I was visiting the farming
village as a student home-stay experience, and Vidhya had selected
herself to
be my personal guide around all the local sugarcane factories and
hut-like
dwellings surrounding her comparative palace. Her English was flawless
and
she’d been allowed to miss school for the time we were staying, so she
dragged
me by my hand, lecturing me about all the things that I didn’t know
about her
village, and culture, and religion. It took me a while to put two and
two
together, wondering why she was such a priss, and looking around at how
the
rest of the village lived in comparison before… OH! She’s got “rich
girl”
syndrome! Of course. The association allowed me to relate Vidhya’s
situation
more clearly, and she quickly became my favorite subject. At the house,
she
kicked around her little sister like American siblings do, and in the
village
markets she stood waiting for me impatiently, reaming about how much
she hates
this “horrible, dirty place full of market people.
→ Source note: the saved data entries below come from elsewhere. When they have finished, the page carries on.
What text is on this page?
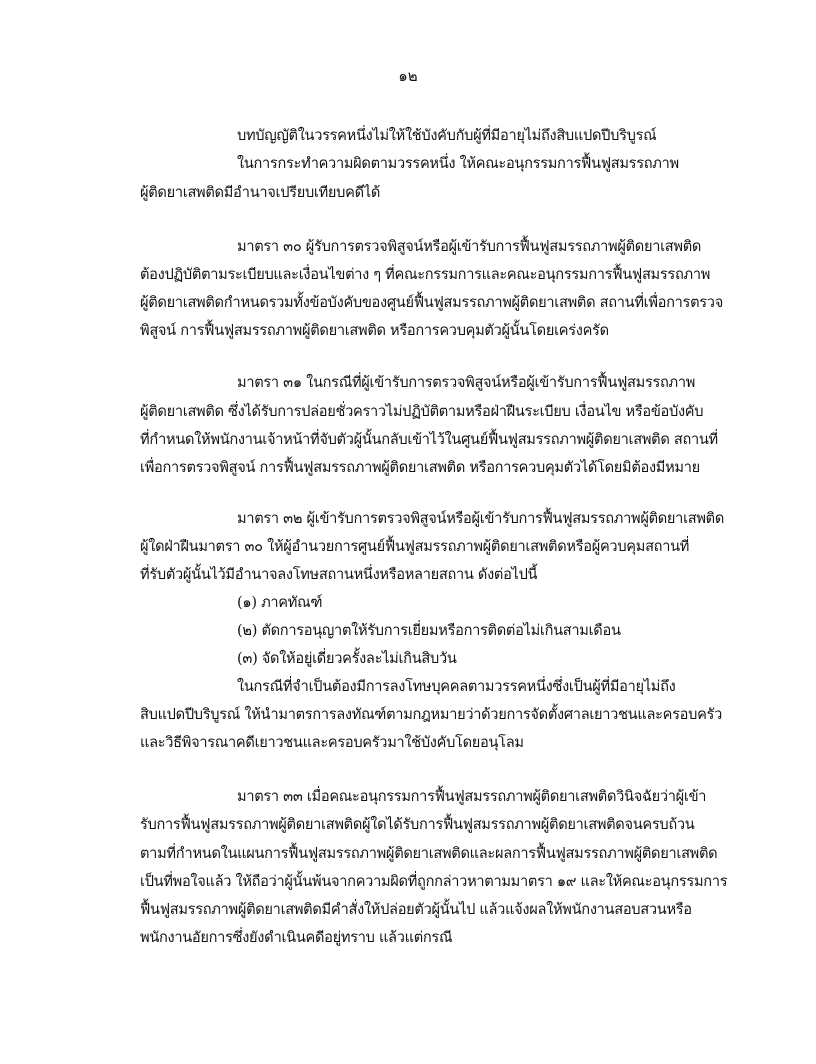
๑๒
บทบัญญัติในวรรคหนึ่งไม่ให้ใช้บังคับกับผู้ที่มีอายุไม่ถึงสิบแปดปีบริบูรณ์
ในการกระทำความผิดตามวรรคหนึ่ง ให้คณะอนุกรรมการฟื้นฟูสมรรถภาพ
ผู้ติดยาเสพติดมีอำนาจเปรียบเทียบคดีได้
มาตรา ๓๐ ผู้รับการตรวจพิสูจน์หรือผู้เข้ารับการฟื้นฟูสมรรถภาพผู้ติดยาเสพติด
ต้องปฏิบัติตามระเบียบและเงื่อนไขต่าง ๆ ที่คณะกรรมการและคณะอนุกรรมการฟื้นฟูสมรรถภาพ
ผู้ติดยาเสพติดกำหนดรวมทั้งข้อบังคับของศูนย์ฟื้นฟูสมรรถภาพผู้ติดยาเสพติด สถานที่เพื่อการตรวจ
พิสูจน์ การฟื้นฟูสมรรถภาพผู้ติดยาเสพติด หรือการควบคุมตัวผู้นั้นโดยเคร่งครัด
มาตรา ๓๑ ในกรณีที่ผู้เข้ารับการตรวจพิสูจน์หรือผู้เข้ารับการฟื้นฟูสมรรถภาพ
ผู้ติดยาเสพติด ซึ่งได้รับการปล่อยชั่วคราวไม่ปฏิบัติตามหรือฝ่าฝืนระเบียบ เงื่อนไข หรือข้อบังคับ
ที่กำหนดให้พนักงานเจ้าหน้าที่จับตัวผู้นั้นกลับเข้าไว้ในศูนย์ฟื้นฟูสมรรถภาพผู้ติดยาเสพติด สถานที่
เพื่อการตรวจพิสูจน์ การฟื้นฟูสมรรถภาพผู้ติดยาเสพติด หรือการควบคุมตัวได้โดยมิต้องมีหมาย
มาตรา ๓๒ ผู้เข้ารับการตรวจพิสูจน์หรือผู้เข้ารับการฟื้นฟูสมรรถภาพผู้ติดยาเสพติด
ผู้ใดฝ่าฝืนมาตรา ๓๐ ให้ผู้อำนวยการศูนย์ฟื้นฟูสมรรถภาพผู้ติดยาเสพติดหรือผู้ควบคุมสถานที่
ที่รับตัวผู้นั้นไว้มีอำนาจลงโทษสถานหนึ่งหรือหลายสถาน ดังต่อไปนี้
(๑) ภาคทัณฑ์
(๒) ตัดการอนุญาตให้รับการเยี่ยมหรือการติดต่อไม่เกินสามเดือน
(๓) จัดให้อยู่เดี่ยวครั้งละไม่เกินสิบวัน
ในกรณีที่จำเป็นต้องมีการลงโทษบุคคลตามวรรคหนึ่งซึ่งเป็นผู้ที่มีอายุไม่ถึง
สิบแปดปีบริบูรณ์ ให้นำมาตรการลงทัณฑ์ตามกฎหมายว่าด้วยการจัดตั้งศาลเยาวชนและครอบครัว
และวิธีพิจารณาคดีเยาวชนและครอบครัวมาใช้บังคับโดยอนุโลม
มาตรา ๓๓ เมื่อคณะอนุกรรมการฟื้นฟูสมรรถภาพผู้ติดยาเสพติดวินิจฉัยว่าผู้เข้า
รับการฟื้นฟูสมรรถภาพผู้ติดยาเสพติดผู้ใดได้รับการฟื้นฟูสมรรถภาพผู้ติดยาเสพติดจนครบถ้วน
ตามที่กำหนดในแผนการฟื้นฟูสมรรถภาพผู้ติดยาเสพติดและผลการฟื้นฟูสมรรถภาพผู้ติดยาเสพติด
เป็นที่พอใจแล้ว ให้ถือว่าผู้นั้นพ้นจากความผิดที่ถูกกล่าวหาตามมาตรา ๑๙ และให้คณะอนุกรรมการ
ฟื้นฟูสมรรถภาพผู้ติดยาเสพติดมีคำสั่งให้ปล่อยตัวผู้นั้นไป แล้วแจ้งผลให้พนักงานสอบสวนหรือ
พนักงานอัยการซึ่งยังดำเนินคดีอยู่ทราบ แล้วแต่กรณี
It’s unsafe and
unsanitary.”
Like Sara Dickey observes in her article Lives
in Madurai about the social relations and cultural practices of the
people
in Madurai.
While the wealthy people are free to do things their own way, they seem
to have
very little understanding of what poorer people’s lives are like.
Whenever
Vidhya
got particularly huffy, I’d tease her back and try to throw her, but
she never
lost face. Once while insinuating how much more accomplished and
affluent she
was than other village kids her age, I thought I’d give her some
perspective
and asked, “Have you ever even been to Mumbai, missy?” knowing full
well that
she’d probably never been farther than Chennai. She put her hands on
her hips
and raised one eyebrow.
“Have
YOU ever
been to Beverly Hills?” Touché.
We
went on like
this all day, and finished over tea with a thorough discussion of her
(and my)
favorite books, Harry Potter. Being wrapped up in such a competent
conversation
about something that I had previously considered overtly non-Indian,
I’d
momentarily forgotten that I was, in fact, talking to a 5th-grade
girl living in an area of the globe that largely speaks Tamil
exclusively.
Curious, and knowing that the books are translated in over 65 languages
worldwide, I asked if she read Harry Potter in English or Tamil. Fixing
me with
a stare that was simultaneously defensive and indignant, Vidhya
confessed that
she can’t read or write in Tamil. She can speak it because her parents
and her
village speak it; but in her private school she speaks, reads, and
writes only
in English.
“And
the other
kids in your village?” I asked, full-well knowing the answer. Even if
they did
have the opportunity to learn English in school, few (if any) would
have
friends or parents like Vidhya’s who could speak it with them for
practice at
home.
“Definitely Tamil
only,” she clicked her tongue critically. “So what else can YOU speak?”